Tracy Narins Welchoff, Ph.D.
Supporting a loved one through an eating disorder requires a great deal of time, energy, thought, and patience. However, it is important to remember that when a loved one is struggling, friends and family struggle too. It is hard to see someone you care about in psychological distress, at medical risk, and having difficulty functioning without being in a state of stress oneself. Even with the proper information, a positive attitude, and unconditional love, caregivers are likely to show signs of chronic stress if they do not pay adequate attention to their own well-being. With that said, here are suggestions to enhance caregiver self-care:
1. Do not feel guilty engaging in self-care while your loved-one struggles with a serious illness. It requires a lot of strength to be supportive, and by taking care of yourself in the process, you are increasing your ability to be helpful. If you collapse from stress and exhaustion, no one benefits.
2. It is important to have someone that YOU can talk to about your own stress. This is a hard time for you as well, and you need support. This may be your best friend, a trusted relative, or a therapist. Before talking to others, clear this with your loved one as s/he should have a say as to who knows about the eating disorder. If talking to a therapist seems like a good choice, talk to your own therapist so that your loved one’s therapist can focus on his/ her treatment goals rather than yours.
3. Educate yourself about symptoms, triggers specific to your loved one, and the treatment approach being used. This will allow you to be consistent with the treatment team and not give mixed messages that caused your loved one to have to “choose” who to listen to.
4. Take breaks from caregiving to recharge your batteries. Schedule time for yourself, even briefly, to clear your mind of problems. Take a bath, knit a scarf, watch a funny movie, go for a walk- anything you enjoy that will help you clear your head and return with fresh energy to be supportive.
5. Recognize your limits. You can support, listen, encourage, hug, etc., but YOU CAN”T FIX THIS. Ask your loved one what you can do to help, and then work on accepting what you cannot change.
6. Let go of feeling guilty for being angry, frustrated, disappointed, or having urges to give up.
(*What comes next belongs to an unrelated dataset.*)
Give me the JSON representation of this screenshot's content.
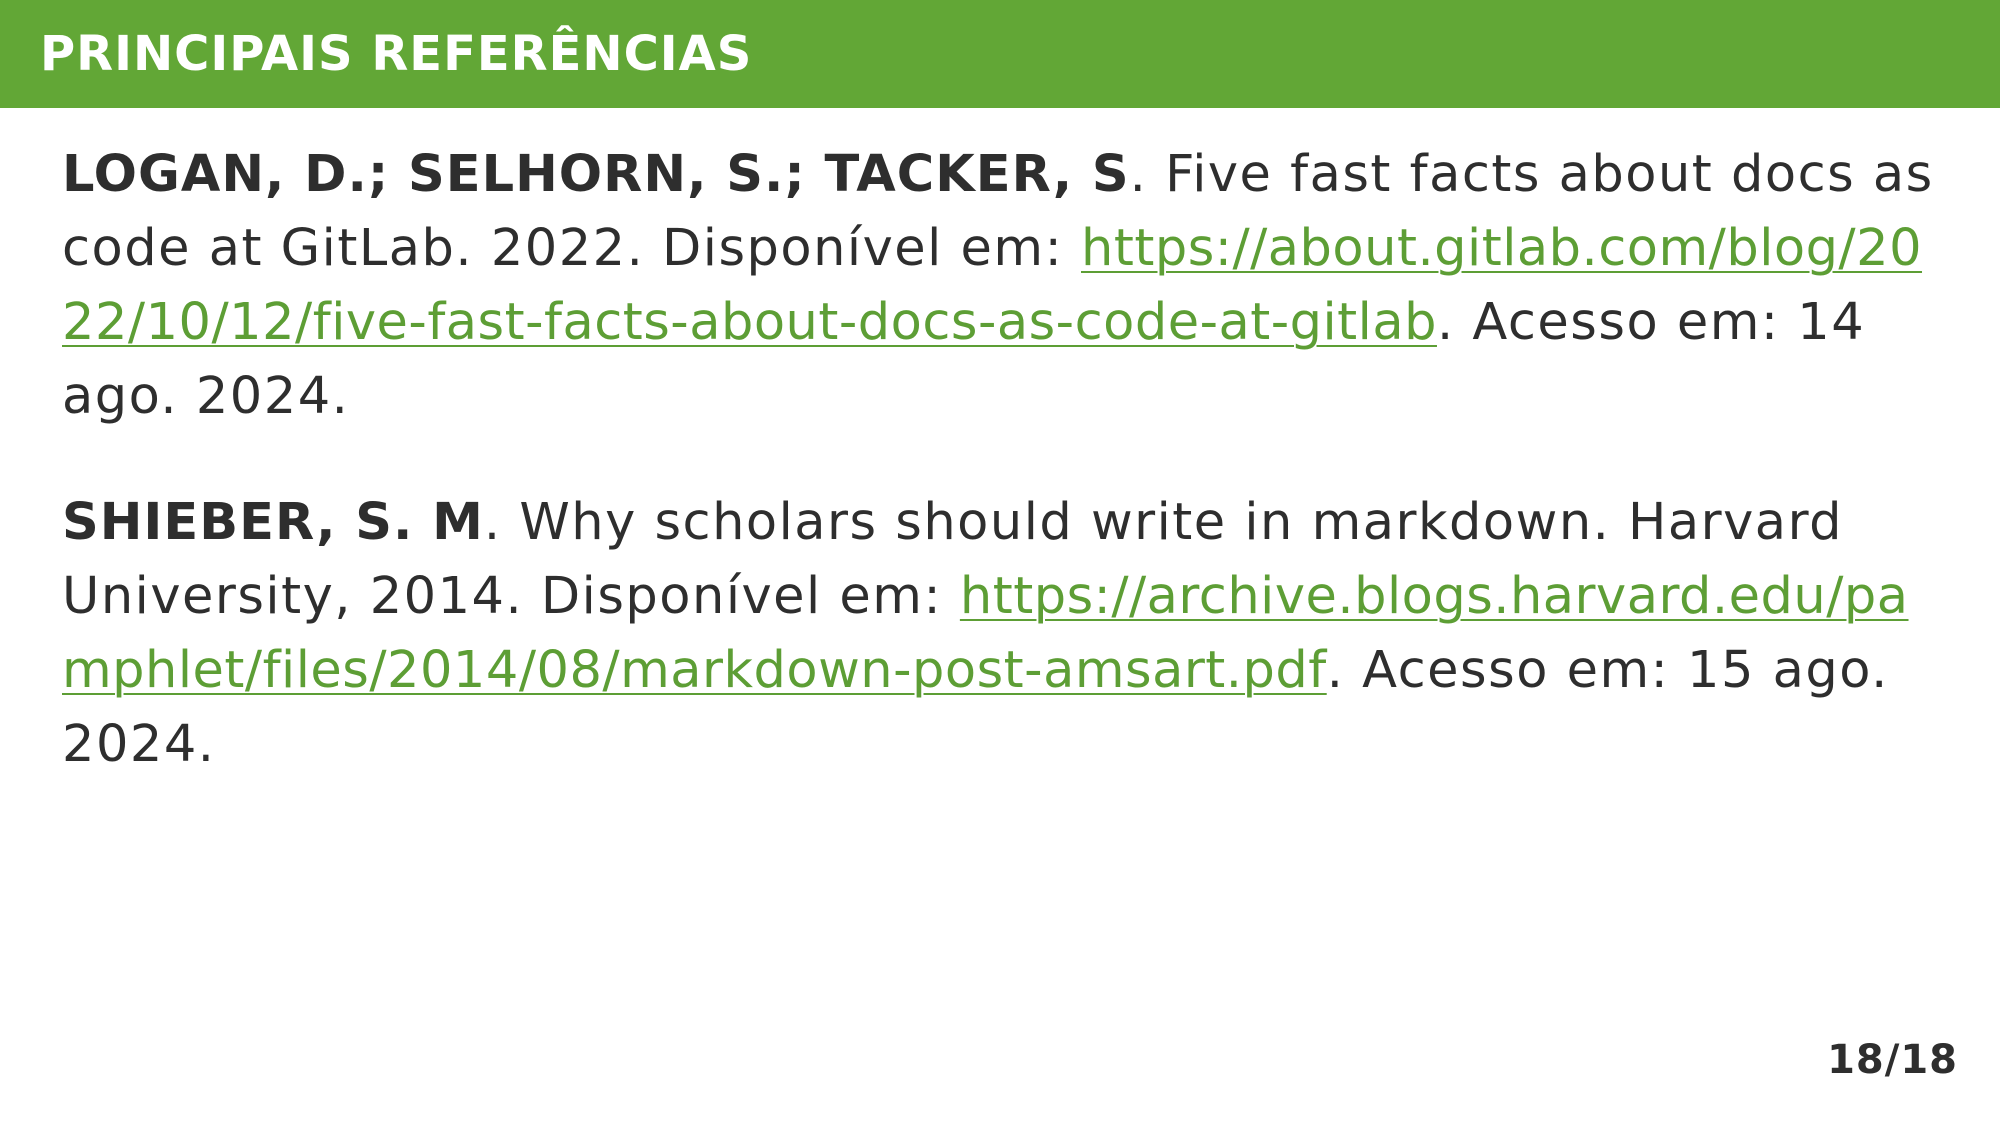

You are human, and this is difficult. Acknowledge your feelings, talk it out, write in a journal, or just plain scream when no one is around. Your feelings are normal because you CARE.
7. Pay proper attention to your own stresses and concerns. If you are having problems at work for example, don’t neglect this because the eating disorder is “more serious”. Your life is important too, and it is okay to reserve some of your time to keep it on track.
8. Eat, sleep, exercise, relax, and engage in self-care. You need to take care of YOU, no matter how selfish this may feel. Recovery from an eating disorder requires learning self-care, so be a good role model!
9. Find ways to interact with your loved one that have nothing to do with eating disorders or recovery. Go to a movie, visit a bookstore, play a game, or do whatever you used to do before the eating disorder invaded your relationship. If s/he is not healthy enough to participate in the “usual” activities (e.g. exercise), challenge yourself to find new ways to have fun together.
10. Reach out to other caregivers. It is healing for your loved one to connect with others going through the same thing, and it is important for you as well.
Please remember that your stress is real and that you are not alone. If these suggestions seem impossible or you don’t know where to begin, professional help is available.